There has to be a cynic in every group.

My hope was that my impression of Rwanda would be proved wrong, and it was indeed. Upon landing in Kigali we found ourselves in a metropolitan city reminiscent of some cities in the U.S. We went to a supermarket, an internet café, and relaxed at a Bourbon Coffee. Who would have thought such things to exist in Rwanda?

As for the people, I was unsure about how they would treat American tourists like ourselves. Our reputation around the globe isn’t necessarily one to flaunt. If I feared that they would throw me down in the dirt and spit on me, I was sadly mistaken. Even though the color of my skin immediately gave away the fact that I wasn’t Rwandan, I somehow felt like I fit in. People on the streets of Kigali had no problem staring at us mzungus, but their stares were ones of curiosity, not hate.

Kabwende school children smile and show off their new books.

At Kabwende we were greeted by a hoard of screaming students who ran full-speed-ahead down the dirt path leading to the school to get a good look at us. We could hardly make our way through the crowd which seemed to multiply with children by the second. They wanted to know our names, where we had travelled from, how old we were, if we had brothers and sisters, and if we could take their pictures. They wanted to make us feel welcome, and as if their immediate cordiality wasn’t enough, they had prepared a ceremony for us at the school. They sang songs and danced and laughed and smiled.

I encountered a people that had faced hardships undoubtedly more atrocious than anything I’d ever experienced, yet still they laughed and danced. By American standards, the teachers and students lived sub-par lives in dried mud or concrete homes in villages as far as one hour away from Kabwende by foot. But they were happy to simply have the opportunity to work or to go to school.
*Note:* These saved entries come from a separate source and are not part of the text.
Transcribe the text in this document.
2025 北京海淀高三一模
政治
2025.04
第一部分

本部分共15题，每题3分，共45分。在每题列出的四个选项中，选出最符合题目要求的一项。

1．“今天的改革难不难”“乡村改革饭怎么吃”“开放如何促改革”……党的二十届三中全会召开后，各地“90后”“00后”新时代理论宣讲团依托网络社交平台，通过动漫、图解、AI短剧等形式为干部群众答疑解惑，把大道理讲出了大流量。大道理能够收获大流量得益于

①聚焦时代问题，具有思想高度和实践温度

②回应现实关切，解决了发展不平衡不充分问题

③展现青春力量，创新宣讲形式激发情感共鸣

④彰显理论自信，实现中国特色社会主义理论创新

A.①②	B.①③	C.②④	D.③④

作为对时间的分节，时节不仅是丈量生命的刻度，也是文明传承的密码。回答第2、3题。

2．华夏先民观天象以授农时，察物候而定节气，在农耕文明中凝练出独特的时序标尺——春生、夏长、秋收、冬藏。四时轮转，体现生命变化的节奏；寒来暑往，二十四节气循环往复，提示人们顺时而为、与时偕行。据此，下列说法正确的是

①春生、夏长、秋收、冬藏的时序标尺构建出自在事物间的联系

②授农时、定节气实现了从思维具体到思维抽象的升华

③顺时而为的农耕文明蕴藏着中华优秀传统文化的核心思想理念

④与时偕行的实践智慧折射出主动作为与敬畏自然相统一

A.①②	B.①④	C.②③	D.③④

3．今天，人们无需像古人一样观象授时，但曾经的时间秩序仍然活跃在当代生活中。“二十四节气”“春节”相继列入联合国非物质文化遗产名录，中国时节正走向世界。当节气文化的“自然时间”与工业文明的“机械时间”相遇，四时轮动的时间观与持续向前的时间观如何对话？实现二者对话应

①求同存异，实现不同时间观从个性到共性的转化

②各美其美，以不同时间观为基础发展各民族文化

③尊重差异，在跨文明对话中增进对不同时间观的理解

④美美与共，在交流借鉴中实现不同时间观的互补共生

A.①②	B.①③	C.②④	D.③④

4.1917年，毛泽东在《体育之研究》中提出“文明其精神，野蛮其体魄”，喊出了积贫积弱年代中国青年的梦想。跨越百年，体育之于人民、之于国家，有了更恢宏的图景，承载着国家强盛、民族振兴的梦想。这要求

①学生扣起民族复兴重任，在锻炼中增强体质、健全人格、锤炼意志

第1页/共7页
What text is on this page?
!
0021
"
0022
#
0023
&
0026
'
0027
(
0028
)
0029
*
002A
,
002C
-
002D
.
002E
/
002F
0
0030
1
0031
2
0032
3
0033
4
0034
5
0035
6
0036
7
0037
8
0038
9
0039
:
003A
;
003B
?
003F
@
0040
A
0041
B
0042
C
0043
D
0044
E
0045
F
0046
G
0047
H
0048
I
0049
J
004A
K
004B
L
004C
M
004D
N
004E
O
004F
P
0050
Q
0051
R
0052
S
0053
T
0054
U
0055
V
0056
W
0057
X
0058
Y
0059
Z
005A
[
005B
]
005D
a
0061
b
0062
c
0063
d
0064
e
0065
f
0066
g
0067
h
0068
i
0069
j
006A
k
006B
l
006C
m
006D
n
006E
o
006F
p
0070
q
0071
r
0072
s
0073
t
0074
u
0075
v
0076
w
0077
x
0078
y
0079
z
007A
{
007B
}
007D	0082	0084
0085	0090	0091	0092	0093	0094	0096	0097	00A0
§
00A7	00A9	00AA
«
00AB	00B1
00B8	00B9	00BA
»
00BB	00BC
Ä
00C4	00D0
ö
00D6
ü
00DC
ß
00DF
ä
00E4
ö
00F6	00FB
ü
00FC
And when they were given their books, they were ecstatic. The teachers’ eagerness to devise lesson plans which would utilize the new books was incredibly encouraging, as were their discussions on the improvement of the project at Kabwende. The enthusiasm displayed by the teachers mirrored that of the rest of the country. Everywhere we looked we saw buildings being constructed and foreign businesses showing interest in the accessibility of Rwanda’s markets – especially Chinese investors.

A child from Kinigi pauses to smile for a photo.

The national park system is exceptionally efficient. As we learned from Dr. Jan Ramer, an Indianapolis veterinarian working with Gorilla Doctors, poachers who used to roam the mountains in search of the elusive mountain gorillas were made into tour guides by the government. $500 will buy you access into the mountains to see the great apes in their natural environment. The money provides the guides with a comfortable living and is used to improve the parks and increase tourism and business.

Instead of being hindered by their the past, it seemed that the Rwandan people had brushed themselves off and have continued to make the best of a devastating situation. The people I had assumed they would be were not the people they are. They are content with simplicity, but not against improvement. They are as resilient as any people I’ve ever met. Their hope for future betterment is infectious, and after our two weeks there, I have more hope than ever.

I hope that our efforts in Books and Beyond have been as meaningful to them as they have been to me.